More precisely, the standard means "implementation-defined" (I think only) when it uses those words with respect to the statement made since "implementation-defined" is a specific attribute of the standard. The quote of C99 7.12p4 didn't mention "implementation-defined".
更准确地说,该标准的意思是“实现定义的”(我认为只是),当它针对所做的陈述使用这些词时,因为“实现定义的”是标准的一个特定属性。

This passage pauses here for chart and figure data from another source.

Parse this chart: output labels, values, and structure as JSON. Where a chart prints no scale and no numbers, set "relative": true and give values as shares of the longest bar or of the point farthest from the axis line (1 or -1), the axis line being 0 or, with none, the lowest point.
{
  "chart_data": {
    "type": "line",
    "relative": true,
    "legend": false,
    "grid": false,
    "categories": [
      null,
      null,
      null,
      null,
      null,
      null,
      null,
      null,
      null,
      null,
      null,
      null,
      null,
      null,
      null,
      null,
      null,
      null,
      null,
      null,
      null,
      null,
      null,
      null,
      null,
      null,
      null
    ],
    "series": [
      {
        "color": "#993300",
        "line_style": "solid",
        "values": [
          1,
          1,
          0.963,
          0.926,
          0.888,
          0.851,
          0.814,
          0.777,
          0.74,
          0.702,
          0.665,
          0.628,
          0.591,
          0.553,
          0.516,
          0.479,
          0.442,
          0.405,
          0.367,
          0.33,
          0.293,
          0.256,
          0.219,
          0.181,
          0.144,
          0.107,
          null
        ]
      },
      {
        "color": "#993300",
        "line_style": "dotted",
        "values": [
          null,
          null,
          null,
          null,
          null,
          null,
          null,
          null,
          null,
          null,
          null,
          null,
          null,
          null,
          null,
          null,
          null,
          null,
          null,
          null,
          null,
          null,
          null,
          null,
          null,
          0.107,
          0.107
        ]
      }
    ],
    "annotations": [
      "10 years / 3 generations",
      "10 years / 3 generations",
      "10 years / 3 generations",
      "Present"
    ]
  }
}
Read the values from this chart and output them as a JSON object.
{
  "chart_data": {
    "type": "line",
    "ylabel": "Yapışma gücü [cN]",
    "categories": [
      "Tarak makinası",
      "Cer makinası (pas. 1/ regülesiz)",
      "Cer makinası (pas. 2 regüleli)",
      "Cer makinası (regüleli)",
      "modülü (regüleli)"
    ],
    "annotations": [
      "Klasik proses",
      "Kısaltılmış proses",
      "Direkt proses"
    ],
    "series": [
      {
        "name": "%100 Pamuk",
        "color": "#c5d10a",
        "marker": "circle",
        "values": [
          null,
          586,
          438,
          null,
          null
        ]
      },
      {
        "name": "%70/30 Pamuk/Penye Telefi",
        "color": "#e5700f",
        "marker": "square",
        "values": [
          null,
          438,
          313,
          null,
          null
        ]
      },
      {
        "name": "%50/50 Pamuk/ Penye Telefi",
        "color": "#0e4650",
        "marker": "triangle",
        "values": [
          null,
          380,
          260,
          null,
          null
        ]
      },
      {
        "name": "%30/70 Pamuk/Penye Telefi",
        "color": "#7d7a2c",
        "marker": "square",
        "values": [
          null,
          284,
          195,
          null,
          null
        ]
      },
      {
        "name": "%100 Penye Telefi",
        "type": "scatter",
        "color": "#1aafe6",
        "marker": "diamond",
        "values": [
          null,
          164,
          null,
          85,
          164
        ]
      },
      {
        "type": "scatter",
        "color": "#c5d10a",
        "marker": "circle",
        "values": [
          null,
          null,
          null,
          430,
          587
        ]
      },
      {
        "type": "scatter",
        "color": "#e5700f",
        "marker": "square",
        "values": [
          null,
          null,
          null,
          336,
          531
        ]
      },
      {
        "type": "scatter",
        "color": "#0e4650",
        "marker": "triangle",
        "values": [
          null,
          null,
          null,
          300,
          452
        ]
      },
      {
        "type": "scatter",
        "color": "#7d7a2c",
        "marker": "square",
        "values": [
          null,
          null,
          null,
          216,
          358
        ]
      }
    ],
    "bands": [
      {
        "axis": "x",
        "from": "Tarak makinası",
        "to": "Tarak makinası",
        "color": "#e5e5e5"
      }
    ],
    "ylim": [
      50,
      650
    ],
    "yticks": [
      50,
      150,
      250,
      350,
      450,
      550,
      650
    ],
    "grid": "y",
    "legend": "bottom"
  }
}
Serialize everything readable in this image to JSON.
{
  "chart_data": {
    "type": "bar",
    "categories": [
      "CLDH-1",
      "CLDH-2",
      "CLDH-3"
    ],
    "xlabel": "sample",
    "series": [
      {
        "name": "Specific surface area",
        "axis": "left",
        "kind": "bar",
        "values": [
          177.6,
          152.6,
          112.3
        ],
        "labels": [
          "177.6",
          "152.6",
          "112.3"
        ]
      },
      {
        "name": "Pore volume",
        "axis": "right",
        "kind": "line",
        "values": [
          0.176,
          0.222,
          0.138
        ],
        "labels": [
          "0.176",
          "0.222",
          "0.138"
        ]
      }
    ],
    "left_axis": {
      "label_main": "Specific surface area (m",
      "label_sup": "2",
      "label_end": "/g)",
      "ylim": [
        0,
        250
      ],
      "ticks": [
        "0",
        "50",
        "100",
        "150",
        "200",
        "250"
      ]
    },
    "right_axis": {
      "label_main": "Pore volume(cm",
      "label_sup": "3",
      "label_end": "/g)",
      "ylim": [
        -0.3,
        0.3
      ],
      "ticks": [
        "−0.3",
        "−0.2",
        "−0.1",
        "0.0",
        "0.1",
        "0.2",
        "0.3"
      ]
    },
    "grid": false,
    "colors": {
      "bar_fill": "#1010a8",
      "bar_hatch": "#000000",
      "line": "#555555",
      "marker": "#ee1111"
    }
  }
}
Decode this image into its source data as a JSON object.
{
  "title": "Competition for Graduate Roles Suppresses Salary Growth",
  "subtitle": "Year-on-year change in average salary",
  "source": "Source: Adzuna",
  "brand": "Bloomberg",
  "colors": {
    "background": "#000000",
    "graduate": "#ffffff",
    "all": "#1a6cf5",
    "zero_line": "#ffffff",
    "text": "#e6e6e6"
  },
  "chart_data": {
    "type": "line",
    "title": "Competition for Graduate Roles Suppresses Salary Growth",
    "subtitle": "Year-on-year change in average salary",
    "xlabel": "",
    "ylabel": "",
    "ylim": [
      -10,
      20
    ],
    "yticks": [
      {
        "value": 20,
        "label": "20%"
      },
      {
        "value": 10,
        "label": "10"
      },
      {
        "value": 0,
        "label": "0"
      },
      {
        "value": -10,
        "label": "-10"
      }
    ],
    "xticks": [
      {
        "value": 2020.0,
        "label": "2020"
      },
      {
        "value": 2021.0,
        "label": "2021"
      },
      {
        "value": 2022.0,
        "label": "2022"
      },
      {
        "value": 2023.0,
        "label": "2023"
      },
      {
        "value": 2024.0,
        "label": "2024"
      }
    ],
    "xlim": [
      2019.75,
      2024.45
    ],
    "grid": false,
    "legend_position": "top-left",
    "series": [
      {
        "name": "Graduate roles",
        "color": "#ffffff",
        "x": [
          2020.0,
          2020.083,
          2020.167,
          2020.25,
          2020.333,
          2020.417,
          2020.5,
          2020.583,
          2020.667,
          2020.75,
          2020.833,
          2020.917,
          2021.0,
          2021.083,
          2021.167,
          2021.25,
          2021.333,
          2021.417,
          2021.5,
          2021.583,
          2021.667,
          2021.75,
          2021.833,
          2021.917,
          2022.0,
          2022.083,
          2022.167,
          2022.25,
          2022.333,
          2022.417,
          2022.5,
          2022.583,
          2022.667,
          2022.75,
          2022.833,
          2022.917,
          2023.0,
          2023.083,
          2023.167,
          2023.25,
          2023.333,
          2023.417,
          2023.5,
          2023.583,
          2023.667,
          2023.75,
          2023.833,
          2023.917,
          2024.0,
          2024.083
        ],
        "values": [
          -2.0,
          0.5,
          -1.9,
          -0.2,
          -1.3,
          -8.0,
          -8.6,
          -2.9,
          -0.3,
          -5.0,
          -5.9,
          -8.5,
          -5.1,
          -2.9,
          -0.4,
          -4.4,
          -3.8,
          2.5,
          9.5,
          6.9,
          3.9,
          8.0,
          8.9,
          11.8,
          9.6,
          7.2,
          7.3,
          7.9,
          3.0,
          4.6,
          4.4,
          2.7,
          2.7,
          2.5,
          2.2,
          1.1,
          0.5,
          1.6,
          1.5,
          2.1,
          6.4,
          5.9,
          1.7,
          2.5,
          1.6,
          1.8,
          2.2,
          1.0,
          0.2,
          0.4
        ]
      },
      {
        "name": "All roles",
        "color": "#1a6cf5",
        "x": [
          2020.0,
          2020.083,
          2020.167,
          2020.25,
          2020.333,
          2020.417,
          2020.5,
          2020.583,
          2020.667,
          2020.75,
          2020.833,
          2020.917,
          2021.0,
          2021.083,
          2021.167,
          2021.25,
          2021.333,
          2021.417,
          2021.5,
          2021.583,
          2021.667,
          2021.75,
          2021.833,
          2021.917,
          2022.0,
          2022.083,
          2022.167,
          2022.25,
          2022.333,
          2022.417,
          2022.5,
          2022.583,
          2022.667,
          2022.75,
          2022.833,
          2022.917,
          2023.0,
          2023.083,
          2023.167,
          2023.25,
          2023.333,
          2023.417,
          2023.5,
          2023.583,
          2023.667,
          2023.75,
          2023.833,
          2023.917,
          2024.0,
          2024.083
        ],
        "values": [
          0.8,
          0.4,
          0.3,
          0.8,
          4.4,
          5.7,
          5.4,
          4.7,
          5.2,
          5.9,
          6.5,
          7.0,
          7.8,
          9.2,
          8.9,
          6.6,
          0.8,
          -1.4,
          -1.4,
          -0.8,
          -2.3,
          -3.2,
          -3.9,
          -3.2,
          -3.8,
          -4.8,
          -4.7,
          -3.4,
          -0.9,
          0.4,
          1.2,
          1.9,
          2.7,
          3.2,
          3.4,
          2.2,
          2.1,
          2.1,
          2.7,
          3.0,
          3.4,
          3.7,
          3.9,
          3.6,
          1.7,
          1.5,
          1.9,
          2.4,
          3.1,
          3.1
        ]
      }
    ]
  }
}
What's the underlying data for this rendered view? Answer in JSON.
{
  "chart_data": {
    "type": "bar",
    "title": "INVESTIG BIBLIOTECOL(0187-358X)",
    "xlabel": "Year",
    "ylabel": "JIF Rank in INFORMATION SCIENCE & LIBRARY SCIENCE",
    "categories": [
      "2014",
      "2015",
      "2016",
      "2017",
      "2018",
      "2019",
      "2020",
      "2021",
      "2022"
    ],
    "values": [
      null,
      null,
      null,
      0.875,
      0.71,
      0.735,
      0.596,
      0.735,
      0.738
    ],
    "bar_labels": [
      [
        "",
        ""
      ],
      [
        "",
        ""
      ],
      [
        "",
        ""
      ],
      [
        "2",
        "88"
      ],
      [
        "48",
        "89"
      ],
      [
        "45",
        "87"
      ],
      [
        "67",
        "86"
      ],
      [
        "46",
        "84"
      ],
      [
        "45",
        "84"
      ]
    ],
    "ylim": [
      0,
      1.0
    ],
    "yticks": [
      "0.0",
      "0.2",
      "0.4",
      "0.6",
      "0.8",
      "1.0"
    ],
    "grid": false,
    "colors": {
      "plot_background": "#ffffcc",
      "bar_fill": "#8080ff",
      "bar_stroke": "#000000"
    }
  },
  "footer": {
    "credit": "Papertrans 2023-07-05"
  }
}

C99 7.12p4 的引用没有提到“实现定义”。
[From C99 std (late draft)] "undefined behavior: behavior, upon use of a nonportable or erroneous program construct or of erroneous data, for which this International Standard imposes no requirements"
[来自 C99 std(后期草案)]“未定义行为:在使用不可移植或错误的程序结构或错误数据时的行为,本国际标准对此不作任何要求”
Note there is "no requirement" imposed for undefined behavior!
请注意,对于未定义的行为,“没有要求”!
[C99 ..] "implementation-defined behavior: unspecified behavior where each implementation documents how the choice is made"
[C99 ..]“实现定义的行为:未指定的行为,其中每个实现都记录了如何做出选择”
[C99 ..] "unspecified behavior: use of an unspecified value, or other behavior where this International Standard provides two or more possibilities and imposes no further requirements on which is chosen in any instance"
[C99 ..]“未指定的行为:使用未指定的值,或本国际标准提供两种或多种可能性并且在任何情况下都没有对选择的进一步要求强加的其他行为”
Documentation is a requirement for implementation-defined behavior.
文档是实现定义行为的必要条件。